You know already that correlation doesn’t equal causation. It doesn’t even equal predictive power. PunditBot can demonstrate that X correlates with Y. But to prove that X can predict Y, you need, at the very least, a plausible mechanism by which, either, changes in X would affect Y directly, or that there’s some third factor that changes both X and Y.
Unlike the average voter’s age, there’s no plausible way that the parity of the sum of Super Bowl attendence’s digits could reflect an underlying third factor that could cause the Republicans to win control of the House.
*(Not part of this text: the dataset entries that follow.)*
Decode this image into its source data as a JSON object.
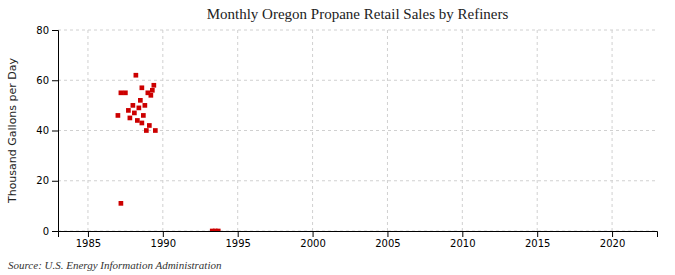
{
  "chart_data": {
    "type": "scatter",
    "title": "Monthly Oregon Propane Retail Sales by Refiners",
    "y_label": "Thousand Gallons per Day",
    "annotations": [
      "Source: U.S. Energy Information Administration"
    ],
    "x": [
      1987.0,
      1987.2,
      1987.5,
      1987.7,
      1987.8,
      1988.0,
      1988.1,
      1988.2,
      1988.3,
      1988.4,
      1988.5,
      1988.6,
      1988.6,
      1988.7,
      1988.8,
      1988.9,
      1989.0,
      1989.1,
      1989.2,
      1989.3,
      1989.4,
      1989.5,
      1987.2,
      1993.3,
      1993.5,
      1993.7
    ],
    "values": [
      46,
      55,
      55,
      48,
      45,
      50,
      47,
      62,
      44,
      49,
      52,
      57,
      43,
      46,
      50,
      40,
      55,
      42,
      54,
      56,
      58,
      40,
      11,
      0,
      0,
      0
    ],
    "color": "#cc0000",
    "marker": "square",
    "xlim": [
      1983,
      2023
    ],
    "ylim": [
      0,
      80
    ],
    "xticks": [
      1985,
      1990,
      1995,
      2000,
      2005,
      2010,
      2015,
      2020
    ],
    "yticks": [
      0,
      20,
      40,
      60,
      80
    ],
    "grid": true
  }
}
Even if you fed PunditBot datasets with more plausible mechanisms for relating to elections—maybe sector-by-sector unemployment data or fine-grained trade data—its results would still be unreliable. All PunditBot can find is chance correlation. It takes a real human being, with domain knowledge, a motivation rooted in a sense of right and wrong, and probably a working telephone, to find anything deeper.
Even “expert systems,” with a human expert’s knowledge encoded inside them, are still finding coincidences and rely on human camp counselors to figure out whether the coincidence reflects something meaningful or whether it’s the result of some other factor not built into the supposedly expert system.
More optimistically, I think there’s a place for robots—even ones that are not any more complex than PunditBot—to automatically produce tweet-length journalism that matters. For instance, alerts about increased crime in your neighborhood don’t require that much expert knowledge—one murder is a bigger deal than a few cases of vandalism, but a big spike of vandalism is still news. But, to ask the question of whether a neighbor decided to report even old tags to the police or whether there is truly a brand-new coterie of crappy teen artists roaming the neighborhood, to investigate the numerical fact the robot found, there still needs to be a human being in the loop. Otherwise you’ll be obsessed with soybeans.
The Dems have not, after 1992, in any year that the price of soybeans declined from the previous year, won the the Senate, besides 2006.— Pundit Bot (@PunditBot) April 23, 2016
Jeremy B. Merrill is an programmer/journalist at the New York Times and a core developer on the Tabula project. He likes building things—especially tools for finding the story amid all the digital noise.